O.N. – J’aimerais ça te dire qu’ils font partie des mécanismes du capitalisme à la solde des puissants… mais je pense qu’ils le font uniquement pour leur compte en banque.
Des gars qui se sont rendu compte qu’ils avaient un talent pour ça ; pour parler, pour exciter les gens, pour choquer, pour divertir, pour attirer les foules, pour faire augmenter les cotes d’écoute. De ce fait, on continue à les engager. Et c’est la raison pour laquelle, ils restent en poste malgré le roulement assez important chez les animateurs radio ; eux, ils restent en poste.
J.T. – Y’a-t-il quelqu’un quelque part qui ne fait pas son boulot ? Non pas que j’en appelle à la censure, mais parfois certains propos semblent « limites ». Faudrait-il mieux les encadrer ?
O.N. – Non. Je crois que la liberté d’expression est une valeur importante en démocratie. Il n’y a pas lieu de la restreindre. Ceci dit, ceux qui ne font peut-être pas leur boulot adéquatement, ce sont les propriétaires des médias qui les engagent. Qui se foutent de ce qui se dit, pourvu que ça rapporte. Il y a des gens là-dedans très respectables, comme les propriétaires de Cogeco qui font des émissions très intéressantes, mais qui se laissent aussi prendre par l’appât du gain, sans responsabilité sociale, à Québec par exemple.

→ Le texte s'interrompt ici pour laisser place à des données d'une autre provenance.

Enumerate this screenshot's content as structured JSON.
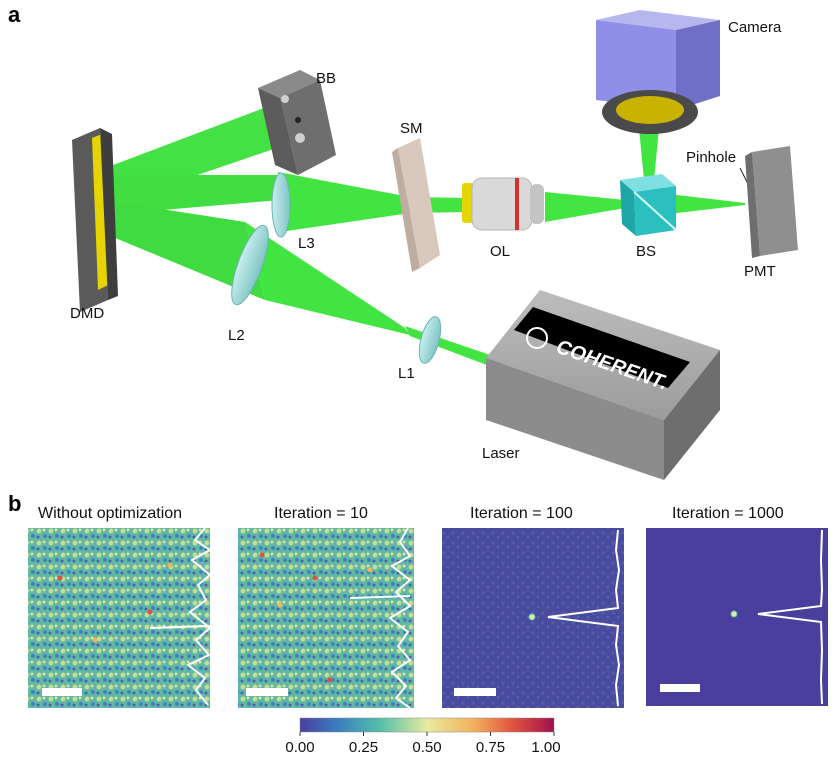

J.T. – On arrive là… Pourquoi à Québec, les radios populistes semblent-elles avoir plus de prégnance qu’ailleurs au Québec ?
O.N. – Beaucoup de personnes ont tenté de répondre à cette question… Est-ce parce qu’il y a beaucoup de fonctionnaires qui bénéficient, avec ces emplois, de conditions de vie enviables ? Est-ce que cette classe de fonctionnaires devient un bouc émissaire intéressant ? Mais en même temps, si c’était vrai, on verrait ce même phénomène à Ottawa ? Ce qui ne semble pas le cas.
Merci pour cette rencontre Olivier. Merci de nous faire découvrir, chaque semaine, les bourdes et dérapages mis bout à bout dans ton bêtisier. L’humour absurde vivifie notre démocratie québécoise.
1 Olivier Niquet, Le club des mal cités, Montréal, Duchesne et du rêve, 2018.
2 Jan-Werner Muller, Qu’est-ce que le populisme ? Définir enfin la menace, Paris, Éd. Premier parallèle, 2016.